Che ne pensa del dibattito che da anni perseguita gli scrittori? Mi riferisco all’idea di letteratura e verità veicolata dalle categorie fiction, autofiction e altre ancora. Non trova che un autore debba (anche) mentire per raccontare una verità?
«Dipende da come la si mette: che si debba mentire per dire la verità è per molti un ottimo pretesto per giocare sulle ambiguità di una possibile sovrapposizione tra io narrante e autore, per questi scrittori la non perfetta congruenza tra il personaggio a cui prestano il nome e se stessi è una risorsa narrativa, chiamano il loro protagonista con il proprio nome e gli fanno compiere ogni genere di peripezia. Per altri autori quella non perfetta congruenza è un problema, che vivono e mostrano sulla pagina come tale. Non solo nella scrittura, anche nell’arte. Penso a Philippe Forest e Annie Ernaux, ma anche a Sophie Calle, Marina Abramovic, Werner Herzog. Io mi sento più vicino a questi ultimi».
Da "Storia di pazzi e di normali" a "Sulla corsa", Trieste si mostra in diverse forme, due i temi fondamentali: la follia e il confine, insomma in qualche modo c’è sempre l’idea di andare oltre…
«A Trieste ho cominciato sia a correre che a scrivere. Ormai da anni ci torno solo in vacanza, ma resta la mia città interiore. Trieste è un’idea della mente, è giusto immaginarla come un limite e al tempo stesso la continua sperimentazione, oserei dire il crash test, di questo limite. Serve un confine per sconfinare. Ma il confine è anche la condizione di ogni forma».
Quali sono i suoi modelli letterari?
«A quelli già citati, aggiungerei Coetzee, il lavoro sull’autobiografia compiuto da Canetti e da Bernhard, la Simone Weil dei Quaderni, l’elenco sarebbe lungo… Ma questo libro in particolare è debitore nei confronti di Staccando l’ombra da terra di Daniele Del Giudice. Del Giudice non vola più, ma è stato un appassionato pilota e in quel libro ha raccontato l’esperienza del volo come nessun altro. Io ho tentato di imitarlo raccontando l’esperienza della corsa».
Nel libro sfilano diversi campioni, tra cui Haile Gebrselassie, che colpisce per la sua genuinità. Com’è stato il vostro incontro?

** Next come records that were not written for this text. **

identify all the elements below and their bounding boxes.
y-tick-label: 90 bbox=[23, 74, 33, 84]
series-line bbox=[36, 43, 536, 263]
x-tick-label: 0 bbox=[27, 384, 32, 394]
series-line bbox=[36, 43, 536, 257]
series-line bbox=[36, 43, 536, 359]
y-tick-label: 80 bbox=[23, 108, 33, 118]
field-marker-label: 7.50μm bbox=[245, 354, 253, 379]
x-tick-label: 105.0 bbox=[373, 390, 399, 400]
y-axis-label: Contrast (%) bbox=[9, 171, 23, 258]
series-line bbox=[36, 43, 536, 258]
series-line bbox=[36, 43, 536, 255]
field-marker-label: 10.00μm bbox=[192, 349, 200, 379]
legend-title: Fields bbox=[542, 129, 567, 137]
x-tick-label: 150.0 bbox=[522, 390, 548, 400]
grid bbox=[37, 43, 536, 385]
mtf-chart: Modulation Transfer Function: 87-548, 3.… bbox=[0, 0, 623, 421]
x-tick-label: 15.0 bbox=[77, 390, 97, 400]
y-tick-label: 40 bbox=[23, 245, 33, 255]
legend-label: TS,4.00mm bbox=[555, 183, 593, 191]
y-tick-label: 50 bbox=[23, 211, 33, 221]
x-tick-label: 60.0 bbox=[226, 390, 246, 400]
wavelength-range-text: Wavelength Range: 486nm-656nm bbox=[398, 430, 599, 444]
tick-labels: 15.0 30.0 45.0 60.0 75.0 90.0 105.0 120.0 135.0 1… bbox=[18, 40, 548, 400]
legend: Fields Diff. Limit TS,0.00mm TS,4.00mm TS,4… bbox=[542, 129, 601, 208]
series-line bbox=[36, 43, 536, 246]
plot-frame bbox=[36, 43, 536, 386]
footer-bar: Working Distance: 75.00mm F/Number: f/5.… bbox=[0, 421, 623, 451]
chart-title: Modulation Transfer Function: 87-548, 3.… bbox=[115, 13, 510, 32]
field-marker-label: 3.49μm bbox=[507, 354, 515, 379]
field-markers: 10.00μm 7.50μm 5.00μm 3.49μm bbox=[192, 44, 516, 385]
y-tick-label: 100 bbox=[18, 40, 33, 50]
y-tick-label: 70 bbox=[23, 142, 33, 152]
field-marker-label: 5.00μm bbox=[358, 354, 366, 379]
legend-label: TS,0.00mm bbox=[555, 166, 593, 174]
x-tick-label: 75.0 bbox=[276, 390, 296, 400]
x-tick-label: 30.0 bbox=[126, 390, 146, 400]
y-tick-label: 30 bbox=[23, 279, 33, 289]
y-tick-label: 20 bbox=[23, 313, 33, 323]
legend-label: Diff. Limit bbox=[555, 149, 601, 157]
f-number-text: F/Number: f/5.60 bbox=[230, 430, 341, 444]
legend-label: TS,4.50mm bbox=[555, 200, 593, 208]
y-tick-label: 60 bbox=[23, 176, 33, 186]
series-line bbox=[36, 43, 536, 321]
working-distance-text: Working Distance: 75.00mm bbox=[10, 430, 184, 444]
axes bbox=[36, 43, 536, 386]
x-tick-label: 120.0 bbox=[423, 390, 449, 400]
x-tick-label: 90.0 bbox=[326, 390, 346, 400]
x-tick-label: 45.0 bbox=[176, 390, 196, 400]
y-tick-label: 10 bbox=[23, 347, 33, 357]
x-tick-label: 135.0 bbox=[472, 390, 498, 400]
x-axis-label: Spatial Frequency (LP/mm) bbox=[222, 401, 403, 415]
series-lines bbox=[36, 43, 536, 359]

«Ho avuto la fortuna di incontrare in situazioni più o meno casuali grandi campioni come Orlando Pizzolato e Stefano Baldini, Gebrselassie invece sono andato a cercarlo apposta, ormai quasi vent’anni fa, ad Addis Abeba. All’epoca, oltre a essere detentore di mille record e medaglie olimpiche, era l’uomo più famoso di Etiopia e non è stato semplice riuscire a parlargli. Poi però mi ha dedicato un pomeriggio. Più le mie domande erano filosofiche e più lo facevano ridere. Per lui correre era seguire le tabelle di allenamento, sciropparsi duecento chilometri alla settimana e divertirsi in gara, cioè vincere…».